De la visibilité pour tous
Raphaël organise les premières portes ouvertes en 2012, sous la forme d’un marché de Pâques avec petite restauration et musique. La formule prend. « C’est devenu un gros événement. Aujourd’hui, on sert plus de 250 repas sur la journée. Je fais venir cinq collègues vignerons d’autres régions - Corbières, Côtes du Rhône, Bourgogne, Armagnac, Gaillac - ainsi qu’un distillateur alsacien et un brasseur vosgien. Ce sont deux jours de plaisir et de rencontres avec nos clients respectifs. » Chacun y trouve son compte : Raphaël donne plus d’attractivité à ses portes ouvertes, tandis que ses collègues, qui sont logés gratuitement dans les chambres d’hôtes, peuvent vendre leur production à moindres frais. L’événement, programmé cette année le week-end de l’Ascension, « apporte de la visibilité à tous ».
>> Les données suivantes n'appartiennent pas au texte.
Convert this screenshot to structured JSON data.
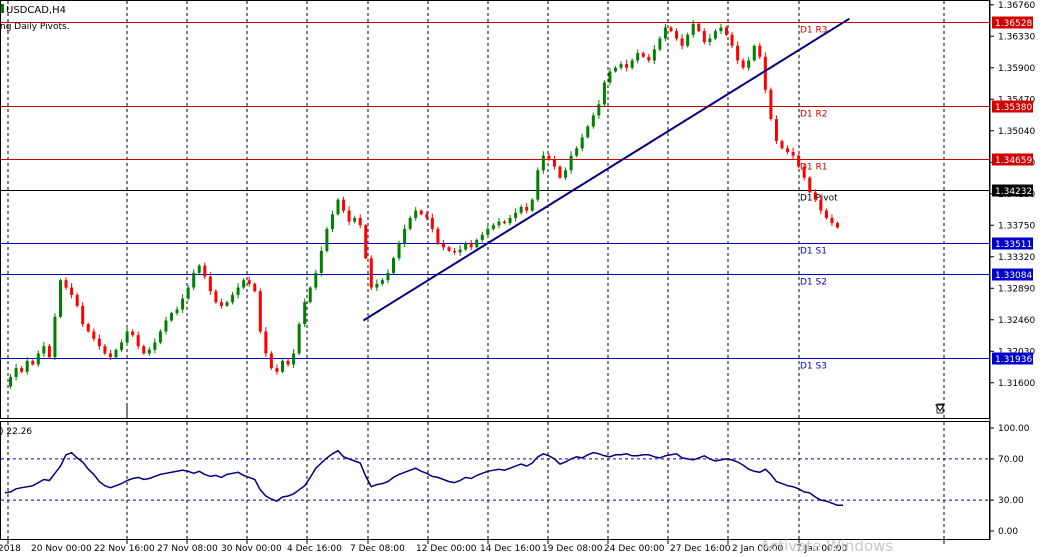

En parallèle, Raphaël se lance dans les salons : des petits pour commencer, puis de plus gros. « Tout n’a pas marché. Au début, j’ai essuyé quelques échecs. » Il s’est obstiné, convaincu qu’il valait mieux « rechercher des clients plutôt que de les attendre. » Aujourd’hui, il participe à une dizaine de salons par an, dont plusieurs salons des Vignerons indépendants (Paris, Lyon et Bordeaux). Il met à profit ces occasions pour essayer de renouveler la clientèle en attirant les jeunes. Certaines cuvées leur sont spécifiquement dédiées, comme le « Je ne sais pas ». Cet assemblage de trois cépages, qu’il a voulu de qualité mais abordable en prix (8,10 €/col), représente aujourd’hui une bouteille vendue sur six. Il mise aussi sur les crémants, une production récente pour le domaine, sur le rouge de Saint-Hippolyte et les sélections parcellaires, qu’il développe. « Dans les salons, je suis mon propre office du tourisme, je distribue des flyers sur nos chambres d’hôtes. Nous avons la chance d’être dans une région très touristique, toutes mes réflexions visent à faire venir ou revenir la clientèle au domaine. »
La mise à l’arrêt de l’activité touristique, en 2020-2021, puis son lent redémarrage ont conduit à développer d’autres événements sur le domaine : le Vit’apéro, un apéritif-concert organisé un vendredi soir par mois l’été dans un espace guinguette aménagé à l’arrière du bar, mais aussi tout un programme de visites et dégustations, accessibles en quatre langues, dont l’espagnol. Pour élargir les débouchés, Raphaël parie également sur l’export. Natalia Umbrazun, la commerciale du domaine, a effectué récemment deux voyages de prospection en Espagne et en Angleterre et devrait se rendre au Chili d’ici la fin de l’année. Elle a également participé au salon professionnel Wine Paris en février. Raphaël espère atteindre 10 à 15 % du chiffre d’affaires à l’export à plus ou moins brève échéance. Un objectif qu’il s’est fixé alors qu’il vient de s’associer avec un collègue pour exploiter 8 ha supplémentaires. Des surfaces qui sont encore sous contrat avec une coopérative.